Search
Close this search box.

Dugaan Penyerobotan Lahan Sawit 19 Hektare di Mahakam Ulu

Samarinda, SenayanTalks – Wahana Lingkungan Hidup Indonesia (WALHI) Kalimantan Timur mengecam dugaan penyerobotan lahan masyarakat Kampung Tri Pariq Makmur, Kecamatan Long Hubung, Kabupaten Mahakam Ulu, yang dilakukan oleh perkebunan kelapa sawit PT Setia Agro Abadi (SAA). Perusahaan tersebut diduga menggarap lahan di luar wilayah Hak Guna Usaha (HGU) yang dimilikinya.

Direktur Eksekutif WALHI Kaltim, Fathur Roziqin Fen, menegaskan bahwa praktik ini merupakan bentuk konflik agraria serius yang tidak boleh dibiarkan. “Ini adalah bentuk konflik agraria yang tidak bisa dibiarkan. Pemerintah harus bertindak tegas demi melindungi hak-hak masyarakat,” ujarnya.

Berdasarkan analisis spasial WALHI Kaltim, hasil overlay peta izin PT SAA dengan peta wilayah Kampung Tri Pariq Makmur menunjukkan sekitar 6.101,12 hektare konsesi perusahaan berada di dalam wilayah kampung, termasuk lahan yang sudah memiliki sertifikat hak milik warga.

Tak hanya di Tri Pariq Makmur, WALHI juga menemukan potensi konflik serupa di lima kampung lain: Long Hubung Ulu, Matalibaq, Memahak Teboq, dan Wana Pariq.
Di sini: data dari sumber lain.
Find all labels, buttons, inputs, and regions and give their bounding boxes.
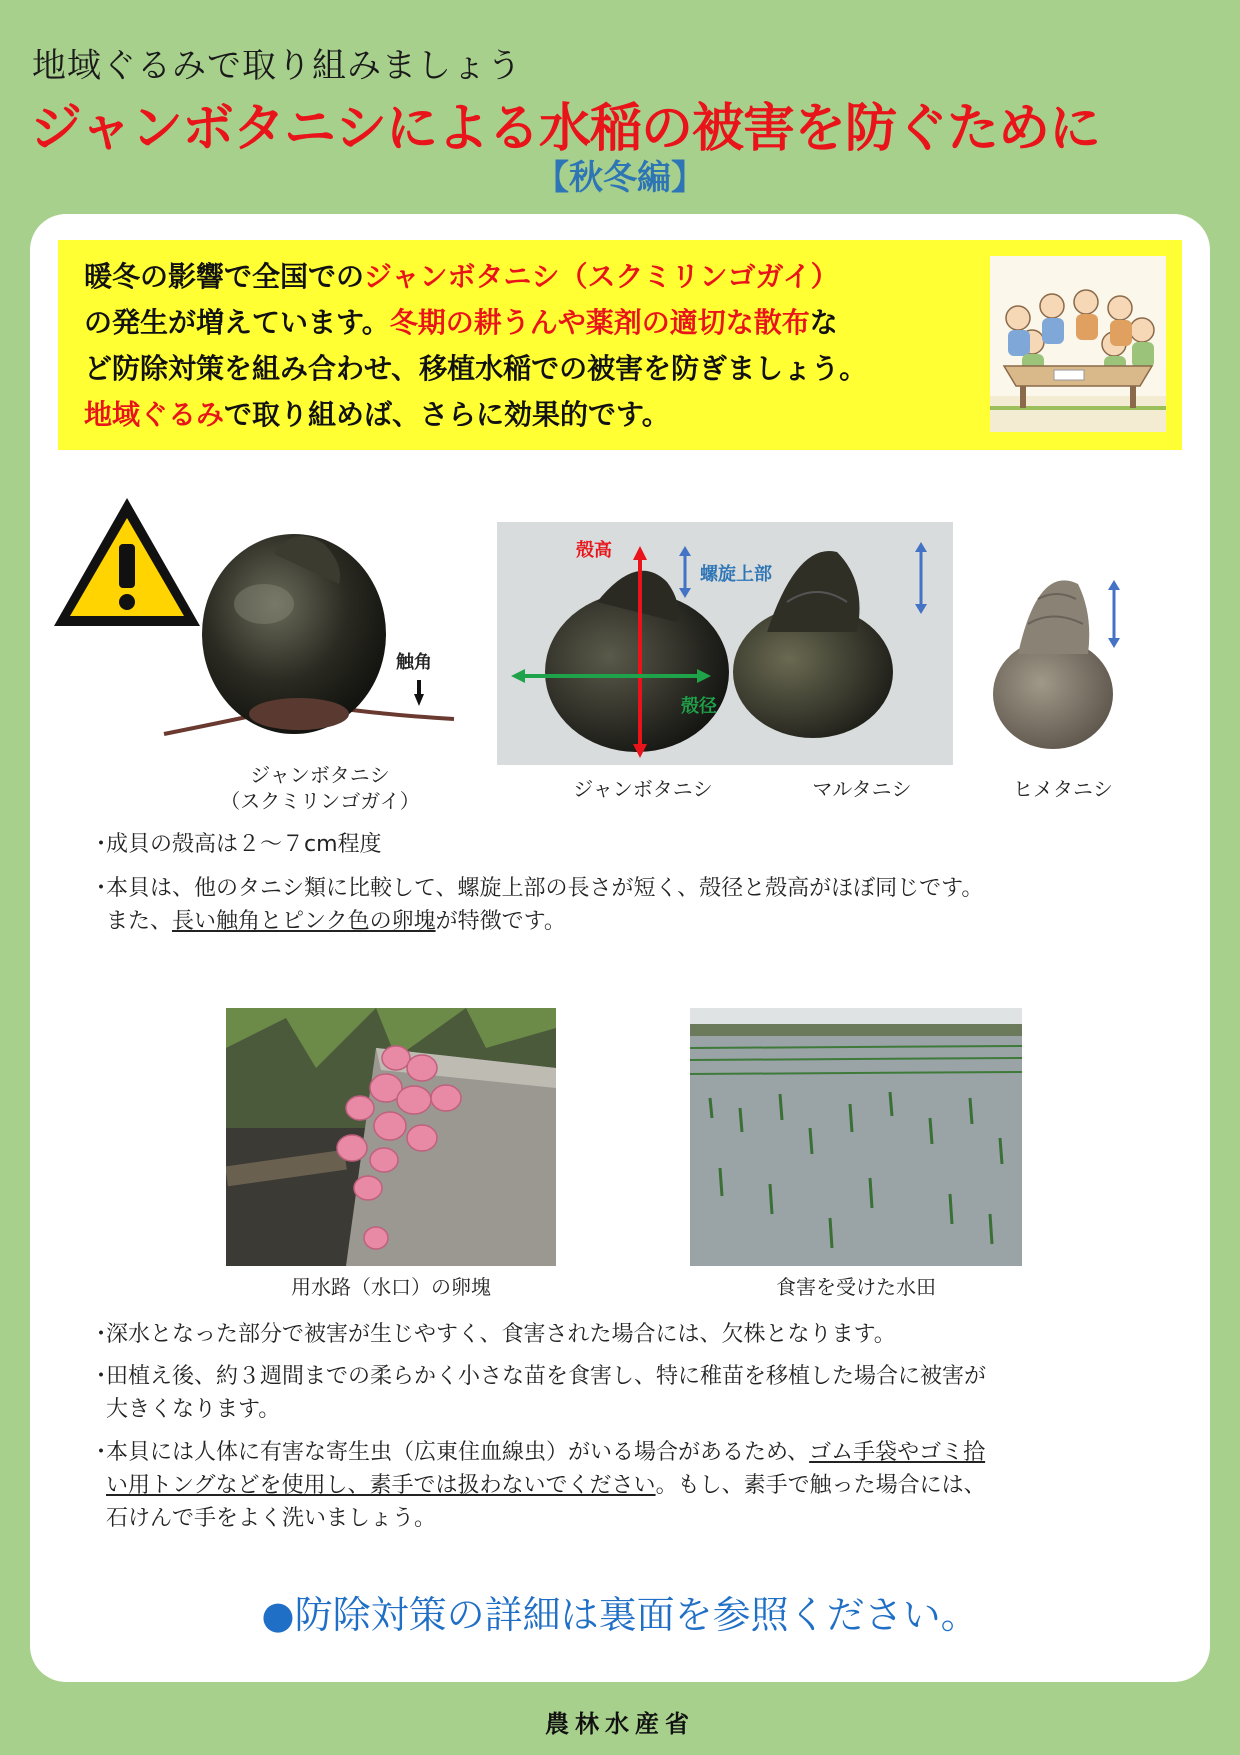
intro-text-2: の発生が増えています。: [84, 306, 390, 339]
bullet-parasite-warning: [90, 1436, 1156, 1535]
bullet-parasite-underlined-2: い用トングなどを使用し、素手では扱わないでください: [106, 1473, 656, 1498]
intro-highlight-3: 地域ぐるみ: [84, 398, 225, 431]
damaged-field-photo: [690, 1008, 1022, 1266]
shell-comparison-photo: [497, 522, 953, 765]
bullet-symbol: ・: [90, 1322, 113, 1347]
bullet-deep-water: [90, 1318, 1156, 1351]
bullet-parasite-underlined-1: ゴム手袋やゴミ拾: [809, 1440, 986, 1465]
jumbo-snail-caption-line1: ジャンボタニシ: [250, 763, 390, 787]
bullet-symbol: ・: [90, 1440, 113, 1465]
spire-label: 螺旋上部: [700, 564, 772, 585]
caption-marutanishi: マルタニシ: [812, 777, 912, 801]
bullet-seedling-line1: 田植え後、約３週間までの柔らかく小さな苗を食害し、特に稚苗を移植した場合に被害が: [106, 1364, 987, 1389]
intro-highlight-2: 冬期の耕うんや薬剤の適切な散布: [389, 306, 810, 339]
bullet-shell-size: [90, 828, 1156, 861]
bullet-text: 成貝の殻高は２～７cm程度: [106, 832, 382, 857]
intro-text-1: 暖冬の影響で全国での: [84, 260, 365, 293]
main-title: ジャンボタニシによる水稲の被害を防ぐために: [30, 99, 1100, 159]
bullet-features-underlined: 長い触角とピンク色の卵塊: [172, 909, 436, 934]
meeting-illustration: [990, 256, 1166, 432]
jumbo-snail-photo: [124, 514, 494, 784]
egg-mass-photo: [226, 1008, 556, 1266]
content-card: [30, 214, 1210, 1682]
bullet-text: 深水となった部分で被害が生じやすく、食害された場合には、欠株となります。: [106, 1322, 896, 1347]
bullet-features-line1: 本貝は、他のタニシ類に比較して、螺旋上部の長さが短く、殻径と殻高がほぼ同じです。: [106, 876, 984, 901]
intro-highlight-1: ジャンボタニシ（スクミリンゴガイ）: [364, 260, 839, 293]
tentacle-label: 触角: [396, 652, 432, 673]
shell-diameter-label: 殻径: [681, 696, 717, 717]
bullet-features-line2a: また、: [106, 909, 173, 934]
jumbo-snail-caption: [170, 762, 470, 814]
jumbo-snail-caption-line2: （スクミリンゴガイ）: [220, 789, 420, 813]
bullet-seedling-line2: 大きくなります。: [106, 1397, 281, 1422]
caption-himetanishi: ヒメタニシ: [1013, 777, 1113, 801]
bullet-parasite-line1a: 本貝には人体に有害な寄生虫（広東住血線虫）がいる場合があるため、: [106, 1440, 810, 1465]
bullet-symbol: ・: [90, 832, 113, 857]
intro-box: [58, 240, 1182, 450]
ministry-name: 農林水産省: [545, 1710, 695, 1738]
bullet-features: [90, 872, 1156, 938]
reverse-side-notice: ●防除対策の詳細は裏面を参照ください。: [261, 1593, 979, 1637]
bullet-symbol: ・: [90, 876, 113, 901]
damaged-field-caption: 食害を受けた水田: [776, 1275, 936, 1299]
intro-text-2b: な: [809, 306, 838, 339]
himetanishi-photo: [968, 544, 1158, 764]
intro-text-3: ど防除対策を組み合わせ、移植水稲での被害を防ぎましょう。: [84, 352, 868, 385]
bullet-features-line2b: が特徴です。: [435, 909, 566, 934]
caption-jumbo: ジャンボタニシ: [573, 777, 713, 801]
subtitle: 地域ぐるみで取り組みましょう: [32, 46, 522, 86]
bullet-symbol: ・: [90, 1364, 113, 1389]
edition-label: 【秋冬編】: [535, 158, 705, 198]
shell-height-label: 殻高: [576, 540, 612, 561]
egg-mass-caption: 用水路（水口）の卵塊: [291, 1275, 491, 1299]
intro-text: [84, 254, 994, 438]
intro-text-4: で取り組めば、さらに効果的です。: [224, 398, 670, 431]
bullet-seedling-damage: [90, 1360, 1156, 1426]
bullet-parasite-line3: 石けんで手をよく洗いましょう。: [106, 1506, 437, 1531]
bullet-parasite-line2b: 。もし、素手で触った場合には、: [655, 1473, 986, 1498]
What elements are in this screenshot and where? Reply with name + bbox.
Total luas konsesi yang tumpang tindih di lima wilayah tersebut mencapai 19.949,91 hektare.

Temuan ini, menurut WALHI, mengindikasikan adanya praktik penguasaan tanah di luar HGU yang berpotensi merampas hak masyarakat secara ilegal.

Konflik agraria

Meski puluhan ribu hektare wilayah Mahakam Ulu telah dikonversi menjadi perkebunan sawit, masyarakat maupun pemerintah daerah dinilai tidak memperoleh manfaat signifikan. Penerimaan daerah relatif kecil, sementara kerugian sosial, ekonomi, dan ekologis jauh lebih besar.

“Lahan warga hilang, ruang hidup rusak, dan konflik agraria terus berulang tanpa penyelesaian yang adil,” tegas Fathur.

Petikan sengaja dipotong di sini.